A Convenção Interamericana para Prevenir, Punir e Erradicar a Violência Contra a Mulher, também chamada “Convenção de Belém do Pará”, define violência contra a mulher como “qualquer ato ou conduta baseada no gênero, que cause morte, dano ou sofrimento físico, sexual ou psicológico à mulher, tanto na esfera pública como na esfera privada.”
Desde que nascemos, aprendemos sobre diferença de gênero, que meninos e meninas são diferentes não apenas fisicamente mas em seus papéis, e porque não, em seu valor. À mulher, é atribuído um valor inferior, em muitos contextos sociais, o que abre caminho para atitudes de desrespeito e violação de direitos. É, muitas vezes, nesta visão distorcida do “ser mulher” que se desenvolvem regras e crenças que “justificam” a prática da violência contra a mulher.
A forma como olhamos para algo tem grande influência sobre a forma como agimos e nos relacionamos com este algo. Se um marido vê o papel da esposa no lar como sendo inferior ao seu papel, é possível que ele tenha comportamentos que desvalorizem e desrespeitem sua esposa em suas atividades domésticas. Da mesma forma, diversas outras formas equivocadas de se pensar e perceber o “ser mulher” dão sustentação a formas violentas de agir contra elas.

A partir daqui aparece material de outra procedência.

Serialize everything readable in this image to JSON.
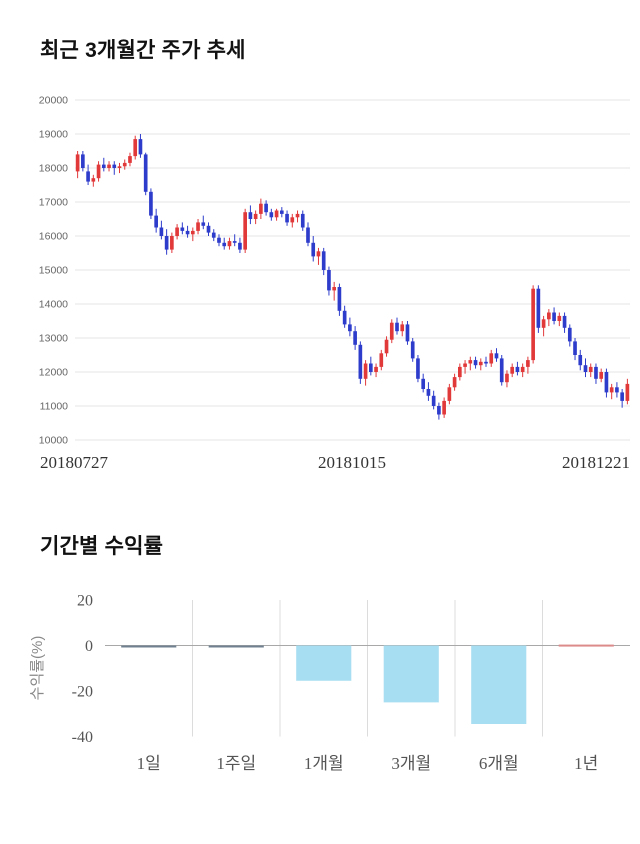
{
  "page": {
    "background": "#ffffff"
  },
  "price_chart": {
    "title": "최근 3개월간 주가 추세"
  },
  "returns_chart": {
    "title": "기간별 수익률"
  },
  "chart_data": [
    {
      "type": "candlestick",
      "title": "최근 3개월간 주가 추세",
      "ylim": [
        10000,
        20000
      ],
      "yticks": [
        10000,
        11000,
        12000,
        13000,
        14000,
        15000,
        16000,
        17000,
        18000,
        19000,
        20000
      ],
      "xtick_labels": [
        "20180727",
        "20181015",
        "20181221"
      ],
      "grid": "horizontal",
      "up_color": "#e1383a",
      "down_color": "#2e3ccb",
      "grid_color": "#e6e6e6",
      "tick_color": "#666666",
      "xlabel_color": "#333333",
      "candle_format": "open,high,low,close",
      "candles": [
        [
          17900,
          18500,
          17700,
          18400
        ],
        [
          18400,
          18500,
          17900,
          18000
        ],
        [
          17900,
          18100,
          17500,
          17600
        ],
        [
          17600,
          17800,
          17450,
          17700
        ],
        [
          17700,
          18200,
          17600,
          18100
        ],
        [
          18100,
          18300,
          17900,
          18000
        ],
        [
          18000,
          18200,
          17900,
          18100
        ],
        [
          18100,
          18200,
          17800,
          18000
        ],
        [
          18000,
          18150,
          17850,
          18050
        ],
        [
          18050,
          18250,
          17950,
          18150
        ],
        [
          18150,
          18450,
          18050,
          18350
        ],
        [
          18350,
          18950,
          18250,
          18850
        ],
        [
          18850,
          19000,
          18300,
          18400
        ],
        [
          18400,
          18450,
          17200,
          17300
        ],
        [
          17300,
          17400,
          16500,
          16600
        ],
        [
          16600,
          16800,
          16100,
          16250
        ],
        [
          16250,
          16450,
          15900,
          16000
        ],
        [
          16000,
          16200,
          15450,
          15600
        ],
        [
          15600,
          16100,
          15500,
          16000
        ],
        [
          16000,
          16350,
          15900,
          16250
        ],
        [
          16250,
          16400,
          16050,
          16150
        ],
        [
          16150,
          16300,
          15950,
          16050
        ],
        [
          16050,
          16250,
          15850,
          16150
        ],
        [
          16150,
          16500,
          16050,
          16400
        ],
        [
          16400,
          16600,
          16200,
          16300
        ],
        [
          16300,
          16400,
          16000,
          16100
        ],
        [
          16100,
          16200,
          15850,
          15950
        ],
        [
          15950,
          16050,
          15700,
          15800
        ],
        [
          15800,
          15950,
          15600,
          15700
        ],
        [
          15700,
          15950,
          15600,
          15850
        ],
        [
          15850,
          16050,
          15700,
          15800
        ],
        [
          15800,
          15950,
          15500,
          15600
        ],
        [
          15600,
          16800,
          15500,
          16700
        ],
        [
          16700,
          16900,
          16350,
          16500
        ],
        [
          16500,
          16750,
          16350,
          16650
        ],
        [
          16650,
          17100,
          16500,
          16950
        ],
        [
          16950,
          17050,
          16600,
          16700
        ],
        [
          16700,
          16800,
          16450,
          16550
        ],
        [
          16550,
          16800,
          16450,
          16750
        ],
        [
          16750,
          16850,
          16550,
          16650
        ],
        [
          16650,
          16750,
          16300,
          16400
        ],
        [
          16400,
          16650,
          16250,
          16550
        ],
        [
          16550,
          16750,
          16400,
          16650
        ],
        [
          16650,
          16750,
          16150,
          16250
        ],
        [
          16250,
          16400,
          15700,
          15800
        ],
        [
          15800,
          16000,
          15250,
          15400
        ],
        [
          15400,
          15650,
          15150,
          15550
        ],
        [
          15550,
          15650,
          14850,
          15000
        ],
        [
          15000,
          15100,
          14250,
          14400
        ],
        [
          14400,
          14650,
          14100,
          14500
        ],
        [
          14500,
          14600,
          13650,
          13800
        ],
        [
          13800,
          13950,
          13300,
          13400
        ],
        [
          13400,
          13600,
          13050,
          13200
        ],
        [
          13200,
          13350,
          12650,
          12800
        ],
        [
          12800,
          12900,
          11650,
          11800
        ],
        [
          11800,
          12350,
          11600,
          12250
        ],
        [
          12250,
          12450,
          11900,
          12000
        ],
        [
          12000,
          12250,
          11850,
          12150
        ],
        [
          12150,
          12650,
          12050,
          12550
        ],
        [
          12550,
          13050,
          12450,
          12950
        ],
        [
          12950,
          13550,
          12850,
          13450
        ],
        [
          13450,
          13600,
          13100,
          13200
        ],
        [
          13200,
          13500,
          13050,
          13400
        ],
        [
          13400,
          13500,
          12800,
          12900
        ],
        [
          12900,
          13000,
          12300,
          12400
        ],
        [
          12400,
          12500,
          11700,
          11800
        ],
        [
          11800,
          11950,
          11400,
          11500
        ],
        [
          11500,
          11700,
          11150,
          11300
        ],
        [
          11300,
          11450,
          10900,
          11000
        ],
        [
          11000,
          11100,
          10600,
          10750
        ],
        [
          10750,
          11250,
          10650,
          11150
        ],
        [
          11150,
          11650,
          11050,
          11550
        ],
        [
          11550,
          11950,
          11450,
          11850
        ],
        [
          11850,
          12250,
          11750,
          12150
        ],
        [
          12150,
          12350,
          11950,
          12250
        ],
        [
          12250,
          12450,
          12050,
          12350
        ],
        [
          12350,
          12450,
          12100,
          12200
        ],
        [
          12200,
          12400,
          12050,
          12300
        ],
        [
          12300,
          12450,
          12150,
          12250
        ],
        [
          12250,
          12650,
          12150,
          12550
        ],
        [
          12550,
          12700,
          12300,
          12400
        ],
        [
          12400,
          12500,
          11600,
          11700
        ],
        [
          11700,
          12050,
          11550,
          11950
        ],
        [
          11950,
          12250,
          11850,
          12150
        ],
        [
          12150,
          12300,
          11900,
          12000
        ],
        [
          12000,
          12250,
          11850,
          12150
        ],
        [
          12150,
          12450,
          11950,
          12350
        ],
        [
          12350,
          14550,
          12250,
          14450
        ],
        [
          14450,
          14550,
          13150,
          13300
        ],
        [
          13300,
          13650,
          13050,
          13550
        ],
        [
          13550,
          13850,
          13350,
          13750
        ],
        [
          13750,
          13900,
          13400,
          13500
        ],
        [
          13500,
          13750,
          13350,
          13650
        ],
        [
          13650,
          13750,
          13150,
          13300
        ],
        [
          13300,
          13400,
          12750,
          12900
        ],
        [
          12900,
          13000,
          12350,
          12500
        ],
        [
          12500,
          12650,
          12050,
          12200
        ],
        [
          12200,
          12400,
          11850,
          12000
        ],
        [
          12000,
          12250,
          11850,
          12150
        ],
        [
          12150,
          12250,
          11650,
          11800
        ],
        [
          11800,
          12100,
          11700,
          12000
        ],
        [
          12000,
          12100,
          11250,
          11400
        ],
        [
          11400,
          11650,
          11200,
          11550
        ],
        [
          11550,
          11700,
          11250,
          11400
        ],
        [
          11400,
          11500,
          10950,
          11150
        ],
        [
          11150,
          11800,
          11050,
          11650
        ]
      ]
    },
    {
      "type": "bar",
      "title": "기간별 수익률",
      "categories": [
        "1일",
        "1주일",
        "1개월",
        "3개월",
        "6개월",
        "1년"
      ],
      "values": [
        -0.2,
        -0.3,
        -15.5,
        -25.0,
        -34.5,
        0.4
      ],
      "bar_colors": [
        "#708090",
        "#708090",
        "#a8def1",
        "#a8def1",
        "#a8def1",
        "#dd8a8a"
      ],
      "ylabel": "수익률(%)",
      "ylim": [
        -40,
        20
      ],
      "yticks": [
        20,
        0,
        -20,
        -40
      ],
      "zero_line_color": "#a8a8a8",
      "separator_color": "#dcdcdc",
      "tick_color": "#555555",
      "ylabel_color": "#888888",
      "grid": "vertical-category-separators",
      "legend": "none"
    }
  ]
}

Um estudo realizado por Pesquisadores da Universidade Federal do Maranhão, publicado este ano, verificou a concordância dos participantes com regras comuns em nossa sociedade ocidental relacionadas à violência contra a mulher. Foram apresentadas aos participantes diferentes regras, entre elas, regras sobre a privacidade da relação (como “em briga de marido e mulher ninguém deve meter a colher”), sobre um modelo de família intacta (como “um casamento infeliz é melhor que um lar desfeito”), sobre responsabilidade da vítima que sofre violência (como “se a mulher apanhou, alguma coisa ela fez por merecer”), e sobre a defesa do ciúme como componente do amor (como “só sente ciúme aquele que quer proteger a quem ama”). De acordo com o resultado da pesquisa, participantes do sexo masculino com grau de escolaridade menor concordaram mais com as regras apresentadas. Já as participantes do sexo feminino, com maior nível de escolaridade, foram as que mais discordaram destas regras.
Uma vez que as regras orientam nossa forma de agir e nos relacionarmos com o que nos cerca, esta pesquisa nos chama a atenção para a necessidade de se desenvolver uma mentalidade mais sadia na população no que diz respeito a regras que justificam que, não apenas mulheres, mas qualquer pessoa, viva na condição de vítima de violência. É perigoso, por exemplo, alimentar uma regra de privacidade da relação conjugal que justifique o manter-se em silêncio em relação à violência que sofre. Se ninguém deve se meter em problema de marido e mulher, então a mulher que sofre violência doméstica deve se manter em silêncio ao invés de buscar ajuda. Uma regra um tanto quanto prejudicial. É perigoso nutrir também pensamentos sobre submissão feminina que fujam da proposta divina de submissão. Deus não ordenou que as mulheres se submetessem a atos de violência física ou psicológica como forma de submissão ao marido. Mas, o entendimento errado de que o marido está sempre certo, inclusive quando é violento, leva muitas mulheres cristãs a sofrer em silêncio, quando não, revoltar-se contra Deus.
Para mudarmos este cenário precisamos de mudança em nossa mente. É preciso não apenas conscientização, mas também a mudança profunda da visão do que é “ser mulher”. A educação formal ajuda em certa medida (isto fica de alguma forma evidente no resultado da pesquisa citada), mas não é tudo. Este é um trabalho árduo, não se realiza em pouco tempo. Mas é necessário, e deve começar em mim e em você.